1973 weekly chart performance for "Ben"
| Chart (1973) | Peak position |
|---|---|
| Mexican Singles Chart | 3 |
| Irish Singles Chart | 15 |
| New Zealand (Listener) | 18 |

2009 weekly chart performance for "Ben"
| Chart (2009) | Peak position |
|---|---|
| Australian ARIA Singles Chart | 14 |
| Irish Singles Chart | 24 |
| UK Singles Chart | 46 |

===Year-end charts===

1972 year-end chart performance for "Ben"
| Chart (1972) | Position |
|---|---|
| Canada | 18 |
| US Billboard Hot 100 | 20 |
| US Cash Box | 45 |

1973 year-end chart performance for "Ben"
| Chart (1973) | Position |
|---|---|
| Australia | 12 |

==Certifications and sales==

Certifications and sales for "Ben"
| Region | Certification | Certified units/sales |
| Mexico | — | 51,000 |
| New Zealand (RMNZ) | Gold | 15,000^{‡} |
| United Kingdom (BPI) | Silver | 200,000^{‡} |
^{‡} Sales+streaming figures based on certification alone.

==Marti Webb version==

In 1985, the song became a top 10 hit again in the U.K. when covered by Marti Webb as a tribute to Ben Hardwick, a young liver transplant patient. This version reached No. 5 in the U.K. Singles Chart and was one of Webb's biggest hits.

==Other cover versions==
Crispin Glover performed a cover of the song, as well starred and directed a music video, to the 2003 remake of Willard. The video featured R. Lee Ermey (who also appears in the film) as a few male patrons, as well Lindsay Beamish and Jane Jensen among the female extras.

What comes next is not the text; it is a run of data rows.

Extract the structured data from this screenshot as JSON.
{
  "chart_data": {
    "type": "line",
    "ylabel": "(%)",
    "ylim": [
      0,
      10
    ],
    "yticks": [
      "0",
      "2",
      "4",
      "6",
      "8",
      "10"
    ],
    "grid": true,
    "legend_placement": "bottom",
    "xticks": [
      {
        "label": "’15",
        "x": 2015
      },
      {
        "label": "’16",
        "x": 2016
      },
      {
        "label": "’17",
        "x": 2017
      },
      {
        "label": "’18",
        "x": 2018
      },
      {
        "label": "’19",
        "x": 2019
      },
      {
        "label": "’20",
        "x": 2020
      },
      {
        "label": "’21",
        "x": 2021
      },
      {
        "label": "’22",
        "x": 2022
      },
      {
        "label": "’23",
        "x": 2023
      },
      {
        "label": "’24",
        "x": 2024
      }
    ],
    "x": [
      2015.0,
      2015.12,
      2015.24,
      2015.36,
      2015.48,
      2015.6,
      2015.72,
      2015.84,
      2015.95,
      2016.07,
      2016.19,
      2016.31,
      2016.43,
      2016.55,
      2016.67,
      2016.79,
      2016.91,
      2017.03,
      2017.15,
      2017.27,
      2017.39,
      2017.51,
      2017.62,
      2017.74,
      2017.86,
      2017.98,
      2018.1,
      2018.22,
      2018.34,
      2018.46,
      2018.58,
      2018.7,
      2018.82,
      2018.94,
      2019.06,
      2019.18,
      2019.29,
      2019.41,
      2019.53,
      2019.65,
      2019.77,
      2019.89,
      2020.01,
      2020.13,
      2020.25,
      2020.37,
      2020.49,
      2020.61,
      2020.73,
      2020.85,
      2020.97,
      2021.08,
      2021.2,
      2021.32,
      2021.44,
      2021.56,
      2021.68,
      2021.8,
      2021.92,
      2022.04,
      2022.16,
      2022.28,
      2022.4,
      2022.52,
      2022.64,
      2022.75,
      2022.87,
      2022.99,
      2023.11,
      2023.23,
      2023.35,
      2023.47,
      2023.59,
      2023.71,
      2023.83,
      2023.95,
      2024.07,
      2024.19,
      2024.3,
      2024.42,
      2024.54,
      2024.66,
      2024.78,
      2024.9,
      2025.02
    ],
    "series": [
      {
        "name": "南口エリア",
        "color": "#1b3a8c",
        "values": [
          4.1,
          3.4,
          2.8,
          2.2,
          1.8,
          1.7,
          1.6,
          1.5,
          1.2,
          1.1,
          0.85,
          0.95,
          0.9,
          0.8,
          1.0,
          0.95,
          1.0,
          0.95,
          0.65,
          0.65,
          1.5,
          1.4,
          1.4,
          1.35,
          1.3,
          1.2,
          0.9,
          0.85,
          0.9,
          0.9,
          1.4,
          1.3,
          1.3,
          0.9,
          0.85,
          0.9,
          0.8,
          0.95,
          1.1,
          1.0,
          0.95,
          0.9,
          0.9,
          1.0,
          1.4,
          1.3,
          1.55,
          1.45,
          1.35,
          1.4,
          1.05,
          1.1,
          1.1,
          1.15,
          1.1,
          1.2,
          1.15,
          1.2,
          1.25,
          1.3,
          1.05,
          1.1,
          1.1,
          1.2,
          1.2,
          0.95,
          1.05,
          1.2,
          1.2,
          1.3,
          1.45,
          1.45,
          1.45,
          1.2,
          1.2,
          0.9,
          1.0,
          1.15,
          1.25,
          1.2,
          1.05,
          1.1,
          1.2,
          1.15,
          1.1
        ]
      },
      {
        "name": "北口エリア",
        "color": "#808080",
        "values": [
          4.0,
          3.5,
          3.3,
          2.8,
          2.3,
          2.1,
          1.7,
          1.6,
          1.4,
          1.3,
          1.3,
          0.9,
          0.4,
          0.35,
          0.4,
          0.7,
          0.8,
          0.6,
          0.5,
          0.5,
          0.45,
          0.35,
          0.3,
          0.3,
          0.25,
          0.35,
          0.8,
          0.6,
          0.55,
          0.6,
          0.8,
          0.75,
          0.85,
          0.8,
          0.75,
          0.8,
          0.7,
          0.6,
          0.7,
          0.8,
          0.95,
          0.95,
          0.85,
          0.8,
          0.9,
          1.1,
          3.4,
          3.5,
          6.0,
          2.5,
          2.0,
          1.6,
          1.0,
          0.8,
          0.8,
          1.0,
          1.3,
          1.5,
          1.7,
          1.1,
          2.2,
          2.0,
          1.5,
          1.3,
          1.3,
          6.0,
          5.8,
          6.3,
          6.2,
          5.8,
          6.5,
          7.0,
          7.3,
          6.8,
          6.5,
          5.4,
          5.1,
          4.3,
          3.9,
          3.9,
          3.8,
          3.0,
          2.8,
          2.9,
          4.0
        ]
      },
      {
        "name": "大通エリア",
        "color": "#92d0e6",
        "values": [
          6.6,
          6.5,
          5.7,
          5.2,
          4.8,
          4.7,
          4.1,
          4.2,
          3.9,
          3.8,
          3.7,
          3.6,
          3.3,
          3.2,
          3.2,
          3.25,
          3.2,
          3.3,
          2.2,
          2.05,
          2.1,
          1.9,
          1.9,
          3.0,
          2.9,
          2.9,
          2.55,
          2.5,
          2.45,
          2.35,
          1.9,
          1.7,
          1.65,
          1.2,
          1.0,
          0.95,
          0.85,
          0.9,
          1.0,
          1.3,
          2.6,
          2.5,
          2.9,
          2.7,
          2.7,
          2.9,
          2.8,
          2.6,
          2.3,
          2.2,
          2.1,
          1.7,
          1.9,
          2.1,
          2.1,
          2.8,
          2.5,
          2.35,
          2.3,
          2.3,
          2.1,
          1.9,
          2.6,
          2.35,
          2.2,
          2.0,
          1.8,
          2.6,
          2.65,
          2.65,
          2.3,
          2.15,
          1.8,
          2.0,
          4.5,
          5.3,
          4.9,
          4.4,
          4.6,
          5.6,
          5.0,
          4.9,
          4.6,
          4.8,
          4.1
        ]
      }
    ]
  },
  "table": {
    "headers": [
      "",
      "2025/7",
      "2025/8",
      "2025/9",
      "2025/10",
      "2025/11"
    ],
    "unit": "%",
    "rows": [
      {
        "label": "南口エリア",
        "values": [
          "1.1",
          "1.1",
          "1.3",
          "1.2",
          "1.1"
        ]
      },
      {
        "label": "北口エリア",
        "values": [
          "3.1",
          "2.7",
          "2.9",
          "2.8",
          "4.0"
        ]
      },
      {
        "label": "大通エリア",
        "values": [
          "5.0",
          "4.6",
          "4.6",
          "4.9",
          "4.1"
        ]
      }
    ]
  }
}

Kipp Lennon of the band Venice performed a cover of the song on a 1991 episode of The Simpsons titled "Stark Raving Dad". Jackson himself appeared as a guest voice in this episode, but for contractual reasons, all of the singing lines his character had were given to Lennon. The song was also regularly performed live by rock band Faith No More during their reunion tour in 2010.